HSPB5 engages multiple states of a destabilized client to enhance chaperone activity in a stress-dependent manner

• Published in: The Journal of biological chemistry Vol. 294; no. 9; pp. 3261 - 3270
• Main Authors: Delbecq, Scott P., Klevit, Rachel E.
• Format: Journal Article
• Language: English
• Published: United States Elsevier Inc 01.03.2019; American Society for Biochemistry and Molecular Biology
• Subjects: alpha-Crystallin B Chain - genetics; alpha-Crystallin B Chain - metabolism; client binding; crystallin; HSPB5; Humans; Lactalbumin - chemistry; Lactalbumin - metabolism; molecular chaperone; Mutation; Protein Aggregates; protein aggregation; Protein Structure and Folding; small heat shock protein (sHSP); stress response; Stress, Physiological; unfolded protein response (UPR); wHsp16.9; α-lactalbumin; αB-crystallin; molecular chaperone; stress response; α-lactalbumin; HSPB5; wHsp16.9; protein aggregation; unfolded protein response (UPR); αB-crystallin; client binding; crystallin; small heat shock protein (sHSP)

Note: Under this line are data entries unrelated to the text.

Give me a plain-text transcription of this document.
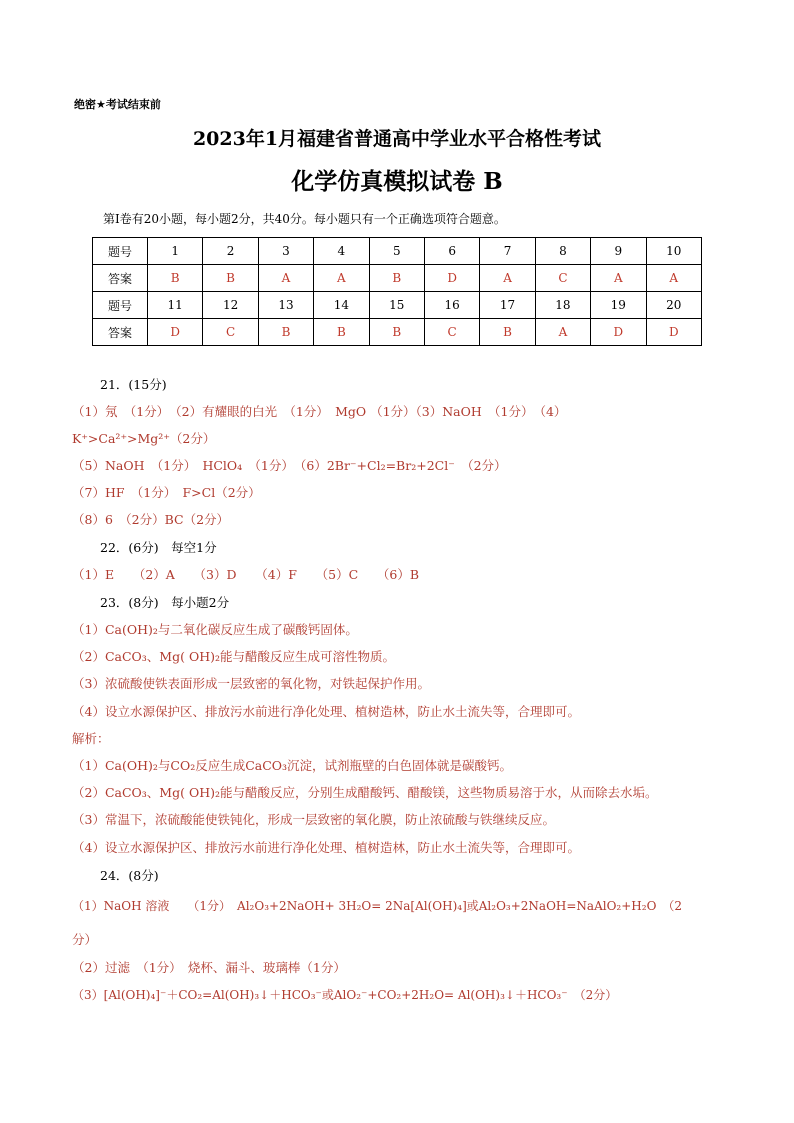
绝密★考试结束前
2023年1月福建省普通高中学业水平合格性考试
化学仿真模拟试卷 B
第Ⅰ卷有20小题，每小题2分，共40分。每小题只有一个正确选项符合题意。
题号	1	2	3	4	5	6	7	8	9	10
答案	B	B	A	A	B	D	A	C	A	A
题号	11	12	13	14	15	16	17	18	19	20
答案	D	C	B	B	B	C	B	A	D	D
21．(15分)
（1）氖　（1分）　（2）有耀眼的白光　（1分）　MgO （1分）（3）NaOH　（1分）　（4）
K⁺>Ca²⁺>Mg²⁺（2分）
（5）NaOH　（1分）　HClO₄　（1分）　（6）2Br⁻+Cl₂=Br₂+2Cl⁻　（2分）
（7）HF　（1分）　F>Cl（2分）
（8）6　（2分）BC（2分）
22．(6分)　每空1分
（1）E　　（2）A　　（3）D　　（4）F　　（5）C　　（6）B
23．(8分)　每小题2分
（1）Ca(OH)₂与二氧化碳反应生成了碳酸钙固体。
（2）CaCO₃、Mg( OH)₂能与醋酸反应生成可溶性物质。
（3）浓硫酸使铁表面形成一层致密的氧化物，对铁起保护作用。
（4）设立水源保护区、排放污水前进行净化处理、植树造林，防止水土流失等，合理即可。
解析：
（1）Ca(OH)₂与CO₂反应生成CaCO₃沉淀，试剂瓶壁的白色固体就是碳酸钙。
（2）CaCO₃、Mg( OH)₂能与醋酸反应，分别生成醋酸钙、醋酸镁，这些物质易溶于水，从而除去水垢。
（3）常温下，浓硫酸能使铁钝化，形成一层致密的氧化膜，防止浓硫酸与铁继续反应。
（4）设立水源保护区、排放污水前进行净化处理、植树造林，防止水土流失等，合理即可。
24．(8分)
（1）NaOH 溶液　　（1分）　Al₂O₃+2NaOH+ 3H₂O= 2Na[Al(OH)₄]或Al₂O₃+2NaOH=NaAlO₂+H₂O　（2
分）
（2）过滤　（1分）　烧杯、漏斗、玻璃棒（1分）
（3）[Al(OH)₄]⁻＋CO₂=Al(OH)₃↓＋HCO₃⁻或AlO₂⁻+CO₂+2H₂O= Al(OH)₃↓＋HCO₃⁻　（2分）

• ISSN: 0021-9258; 1083-351X
• DOI: 10.1074/jbc.RA118.003156

Small heat shock proteins (sHSPs) delay protein aggregation in an ATP-independent manner by interacting with client proteins that are in states susceptible to aggregation, including destabilized states related to cellular stress. Up-regulation of sHSPs under stress conditions supports their critical role in cellular viability. Widespread distribution of sHSPs in most organisms implies conservation of function, but it remains unclear whether sHSPs implement common or distinct mechanisms to delay protein aggregation. Comparisons among various studies are confounded by the use of different model client proteins, different assays for both aggregation and sHSP/client interactions, and variable experimental conditions used to mimic cellular stress. To further define sHSP/client interactions and their relevance to sHSP chaperone function, we implemented multiple strategies to characterize sHSP interactions with α-lactalbumin, a model client whose aggregation pathway is well defined. We compared the chaperone activity of human αB-crystallin (HSPB5) with HSPB5 variants that mimic states that arise under conditions of cellular stress or disease. The results show that these closely related sHSPs vary not only in their activity under identical conditions but also in their interactions with clients. Importantly, under nonstress conditions, WT HSPB5 delays client aggregation solely through transient interactions early in the aggregation pathway, whereas HSPB5 mutants that mimic stress-activated conditions can also intervene at later stages of the aggregation pathway to further delay client protein aggregation.